Renata agreed but said, “Let me tell you something. Years ago, I divorced and had two young children to raise and I didn’t have a pot to, you know what, in. I started a business and I haven’t looked back. Don’t let the system steal your dream. I don’t know what kind of business you want to start, but maybe I can help you.”
Trying to remedy her own health issues, she’s been reading lately about being your own placebo and Norman Cousins was mentioned in the book. She looked him up and it turns out that Norman cured himself of a debilitating arthritic disease of his spine by watching Marks Brothers movies and doing a lot of guttural laughing. He had been told nothing could be done, that he’d have to decide which misery he wanted to live out the short rest of his life in, lying or sitting, because his spine would fix and he decided not to buy that idea at all and thought that if his disease had been brought on by stressful thinking, it could just as likely be turned around with happiness. And it worked.

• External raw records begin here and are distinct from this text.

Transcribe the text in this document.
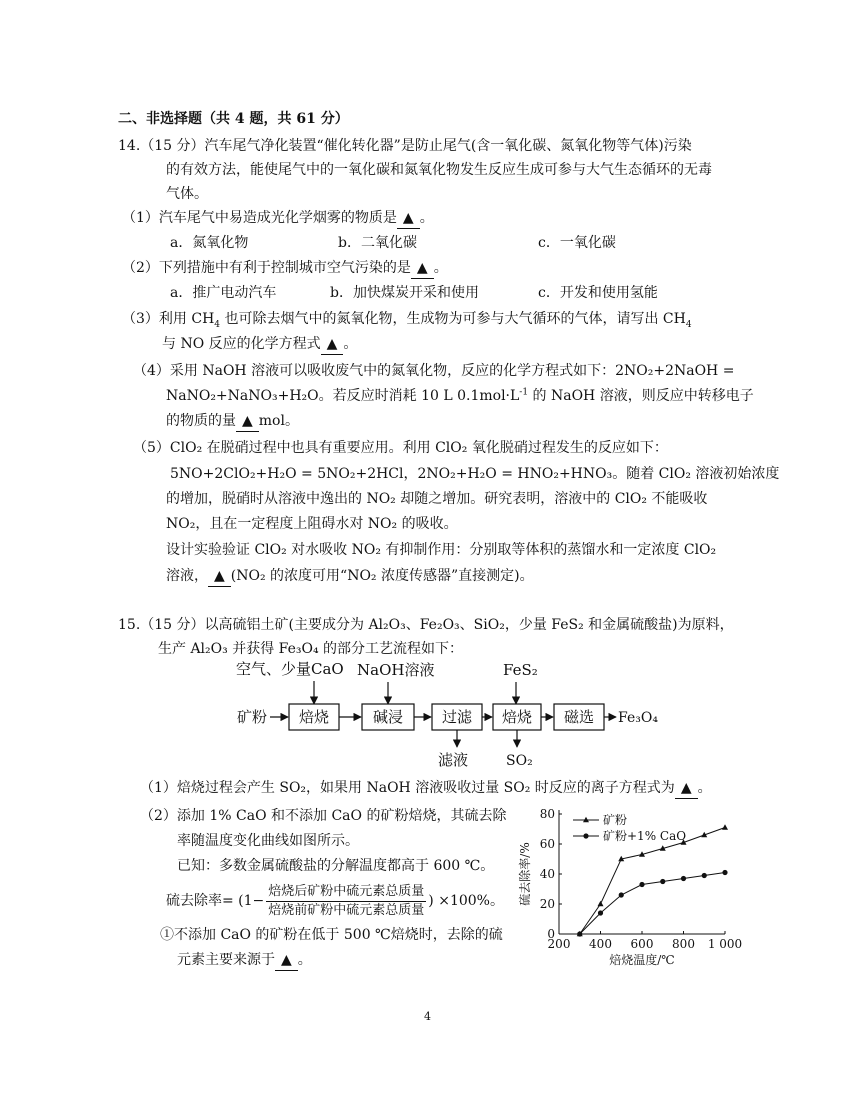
二、非选择题（共 4 题，共 61 分）
14.（15 分）汽车尾气净化装置“催化转化器”是防止尾气(含一氧化碳、氮氧化物等气体)污染
的有效方法，能使尾气中的一氧化碳和氮氧化物发生反应生成可参与大气生态循环的无毒
气体。
（1）汽车尾气中易造成光化学烟雾的物质是 ▲ 。
a．氮氧化物	b．二氧化碳	c．一氧化碳
（2）下列措施中有利于控制城市空气污染的是 ▲ 。
a．推广电动汽车	b．加快煤炭开采和使用	c．开发和使用氢能
（3）利用 $CH_4$ 也可除去烟气中的氮氧化物，生成物为可参与大气循环的气体，请写出 $CH_4$
与 NO 反应的化学方程式 ▲ 。
（4）采用 NaOH 溶液可以吸收废气中的氮氧化物，反应的化学方程式如下：2NO₂+2NaOH =
NaNO₂+NaNO₃+H₂O。若反应时消耗 10 L $0.1mol\cdot L^{-1}$ 的 NaOH 溶液，则反应中转移电子
的物质的量 ▲ mol。
（5）ClO₂ 在脱硝过程中也具有重要应用。利用 ClO₂ 氧化脱硝过程发生的反应如下：
5NO+2ClO₂+H₂O = 5NO₂+2HCl，2NO₂+H₂O = HNO₂+HNO₃。随着 ClO₂ 溶液初始浓度
的增加，脱硝时从溶液中逸出的 NO₂ 却随之增加。研究表明，溶液中的 ClO₂ 不能吸收
NO₂，且在一定程度上阻碍水对 NO₂ 的吸收。
设计实验验证 ClO₂ 对水吸收 NO₂ 有抑制作用：分别取等体积的蒸馏水和一定浓度 ClO₂
溶液， ▲ (NO₂ 的浓度可用“NO₂ 浓度传感器”直接测定)。
15.（15 分）以高硫铝土矿(主要成分为 Al₂O₃、Fe₂O₃、SiO₂，少量 FeS₂ 和金属硫酸盐)为原料，
生产 Al₂O₃ 并获得 Fe₃O₄ 的部分工艺流程如下：
空气、少量CaO NaOH溶液	FeS₂
矿粉 焙烧	碱浸	过滤
滤液
焙烧
SO₂
磁选 Fe₃O₄
（1）焙烧过程会产生 SO₂，如果用 NaOH 溶液吸收过量 SO₂ 时反应的离子方程式为 ▲ 。
（2）添加 1% CaO 和不添加 CaO 的矿粉焙烧，其硫去除
率随温度变化曲线如图所示。
已知：多数金属硫酸盐的分解温度都高于 600 ℃。
硫去除率= ($1- \frac{\text{焙烧后矿粉中硫元素总质量}}{\text{焙烧前矿粉中硫元素总质量}}$ ) ×100%。
①不添加 CaO 的矿粉在低于 500 ℃焙烧时，去除的硫
元素主要来源于 ▲ 。
200 400 600 800 1 000
0
20
40
60
80
焙烧温度/℃
硫去除率/%
矿粉
矿粉+1% CaO
4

Reading along about Norman, it was also stated of the benefits of a doctor that really cares and who lets the patient have some measure of control in his own treatment and a nursing staff that is truly helpful for people to get well. Something sorely missing in our current, for-profit driven system that hardly gives a doctor time to look into his patients eyes, if he is able.
She was so grateful to know that people like Renata are still out there. People that hold your hand, metaphorically, and truly help.
“Thank you Renata. I’m so happy I found you in this big wide world of poo.”
She had to think also that happy thinking might have brought Renalda to her, that she had had the expectation that things turn out right in the end somehow.
Now to find those socks and bring the boxes of fabrics in to replace the VHS movies she just took down from the shelves in the room that she is converting into a studio in the house so she can get farther along making plans for that business in her head. The timing’s right. People are starting to leave internet shopping looking for real venues. Maybe it’s my time, that’s a happy thought she thinks, maybe that will heal whatever ails me.